Pendulum Swings Like a Pendulum Do

June 1, 2003
Elsewhere in this issue youll read stories focused on what we editors have discovered regarding the current state of the material handling industry so

Elsewhere in this issue you’ll read stories focused on what we editors have discovered regarding the current state of the material handling industry — so far. It’s a mid-year report.

While talking with manufactures and users of transport packaging material, a word, or phrase kept recurring with enough frequency that I felt it needed some exploration and explanation. That word was pendulum, as in, “The pendulum of business swings, and we’re just passing through the low point. That’s all.”

Words to that affect. We’ve all used them. Have you thought about that analogy? As a wordsmith, it’s my job to think about analogies and whether they actually apply to a given situation. You don’t have to thank me.

There’s an assumption, when we use this pendulum analogy, that we’re standing still while all this back and forth, up and down stuff is happening around us. If you’re standing around, watching and waiting for the pendulum of the economy to swing back in your favor, my advice is to duck! You’re going to get hit and won’t even see it coming.

If you don’t get hit by this metaphorical Slice-N-Dice machine, the alternative will be that the pendulum has moved on and you’re watching things get better from a distance. As in, you missed the bus.

A free-flowing economy, however, does not stand still. Nor does it swing through the same arc. Just as history does not repeat itself, our economy, the perilous pendulum in this exercise, moves forward and backward as it describes its scimitar-like arc.

There’s a phenomenon in probability theory that I think is more descriptive of the economy than the pendulum — and by association, the transport packaging facet of material handling. It’s called the Drunkard’s Walk. Loosely translated, I’d describe it this way: Because of the physical properties of the human physique, and our propensity to move in the same direction our eyes and feet are pointed, a staggering drunkard has a slightly higher probability of moving forward than backward. So, on average, he’ll make progress. The progress, however, is not steady because on any given step, he might move backward instead of forward.

So, what’s the probability of our drunkard, or economy, remaining in the same place — meaning, he’ll take as many steps backward as forward? Not likely. As I said, the human body, regardless of its intoxicated state, is designed to move forward. So it is with the economy.

After talking with various packaging professionals, I’m convinced, they, too, have their eyes — and feet pointed in the direction of recovery and success. There is a palletload of pent-up emotions, stacked with impatience and frustration, to get this economy moving forward.

I think we’re frustrated because we did not fully understand the rules of behavior while we were living in Gravyland, as song writer John Gorka describes the waning years of the last century.

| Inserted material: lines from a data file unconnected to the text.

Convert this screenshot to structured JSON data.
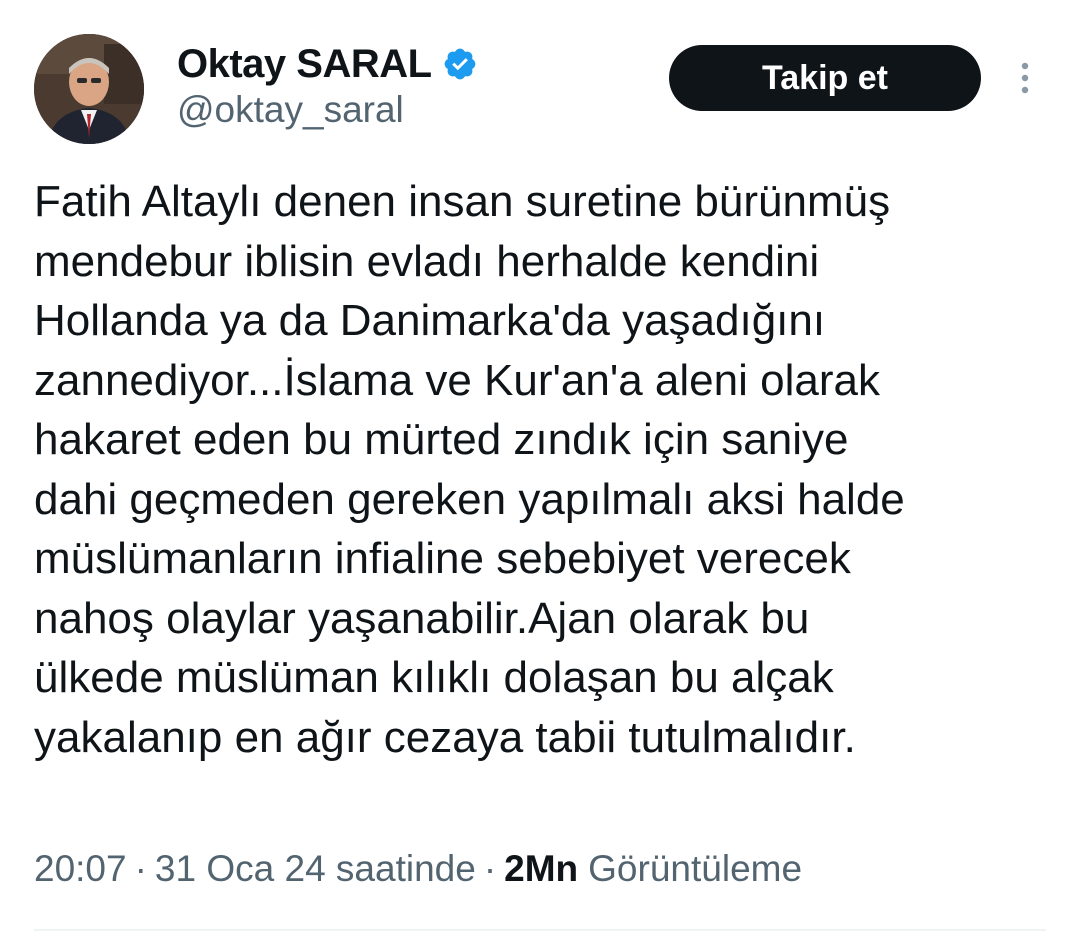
{
  "user": {
    "display_name": "Oktay SARAL",
    "handle": "@oktay_saral",
    "verified_color": "#1d9bf0"
  },
  "actions": {
    "follow_label": "Takip et"
  },
  "tweet": {
    "lines": [
      "Fatih Altaylı denen insan suretine bürünmüş",
      "mendebur iblisin evladı herhalde kendini",
      "Hollanda ya da Danimarka'da yaşadığını",
      "zannediyor...İslama ve Kur'an'a aleni olarak",
      "hakaret eden bu mürted zındık için saniye",
      "dahi geçmeden gereken yapılmalı aksi halde",
      "müslümanların infialine sebebiyet verecek",
      "nahoş olaylar yaşanabilir.Ajan olarak bu",
      "ülkede müslüman kılıklı dolaşan bu alçak",
      "yakalanıp en ağır cezaya tabii tutulmalıdır."
    ]
  },
  "meta": {
    "time": "20:07",
    "separator": "·",
    "date": "31 Oca 24 saatinde",
    "views_count": "2Mn",
    "views_label": "Görüntüleme"
  },
  "icons": {
    "verified": "verified-badge-icon",
    "more": "more-vertical-icon"
  }
}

I’d like to swing back to the pendulum analogy for a moment. It fits well with another analogy that crept into several conversations I had with packaging professionals. The ubiquitous supply chain. This might come as a blinding flash of the obvious: It’s not a chain. It’s a web. It’s a tightly woven web of expectations. And as that pendulum of economic uncertainty slices through your profits and dreams, it severs tenuous web-like filaments, connections you have with trading partners, customers and co-workers.

Now, on the cusp of recovery, is the time to repair, renew and recognize new affiliations — not wait for something to happen. Will Rogers was incorrect when he advised buy land because they weren’t making any more of it. We are making more. Just check the local landfill. What we are not making more of is the thing we waste most — time.